Nous passons progressivement d’une lutte à une guerre de classes. Les guérillas urbaines qui font rage dans les différentes villes n’ont à aucun moment interpellé le gouvernement, si ce n’est renforcer la détermination du gouvernement à passer en force. Nous sommes sur un jeu d’échec grandeur nature, chaque mobilisation et les conséquences produites sont le déplacement d’un pion sur le plateau. Pourtant, comme le définit Rosa Luxembourg dans Grève de masse, Parti et Syndicat :“ le combat de barricades, l’affrontement direct avec les forces armées de l’Etat, ne constitue dans la révolution actuelle que le point culminant, qu’une phase du processus de la lutte de masse prolétarienne”. Il s’agit de la phrase violente de la lutte des travailleurs pour obtenir d’avantage de droits et de libertés, mais aussi en finir avec l’état.
Les Blacks blocs sont pointés du doigt par l’opinion publique pour leur violence et des dégradations contre les symboles capitalistes, mais ces symboles ne sont que le reflet de la violence permanente que subit quotidiennement le prolétariat. De plus, dans le débat anticapitaliste, la question de la violence est régulièrement posée. Toutefois, on ne peut nier que les manifestations sont de plus en plus violentes.
Victor Hugo voulait “que la République ait deux noms : qu’elle s’appelle Liberté, et qu’elle s’appelle chose publique”. Or, le libéralisme économique s’impose par la violence et tout ce qui appartenait à la chose publique devient une chose privée. Il existe un paradoxe évident entre la philosophie libérale et l’économie néolibérale. La liberté pour ceux qui possèdent la chose privée ne se fait pas sans une confrontation matérielle. La dérive autoritaire du gouvernement n’en est pas une. Le “libéralisme autoritaire” a été conçu dans les années 70. Par conséquent, plus la France sera libérale, plus sa liberté aura un goût prononcé de la matraque.
L’ordre public s’inscrit souvent dans le cadre d’un ordre politique où les idées jugées marginales sont pointées du doigt. Cela ne peut que mener le gouvernement dans une dérive où le modèle antirépublicain est compatible avec le modèle néolibéral. L’un des slogans de Hoover était “la reprise est au coin de la rue”, on pourrait le paraphraser en affirmant que “le danger est au coin de la rue”. La France peut à tout moment basculer dans un régime antirépublicain, le plus paradoxalement au nom de “la République”.
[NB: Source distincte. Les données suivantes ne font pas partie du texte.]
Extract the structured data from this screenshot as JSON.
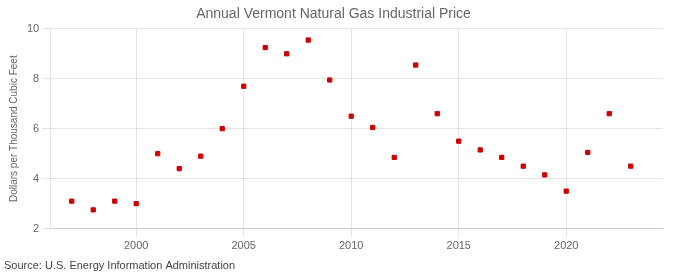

Par conséquent, pour faire face à l’interdiction des manifestations, il devient nécessaire de résister en bravant les interdictions qui sont susceptibles de tomber. S’il s’agit d’un délit, mieux vaut avoir une attitude délictueuse, mais défendre les principes démocratiques et les libertés individuelles. Très régulièrement, c’est en bravant l’interdiction que le progrès avance, même s’il ne plaît pas aux différentes réactionnaires qui veulent toujours revenir en arrière.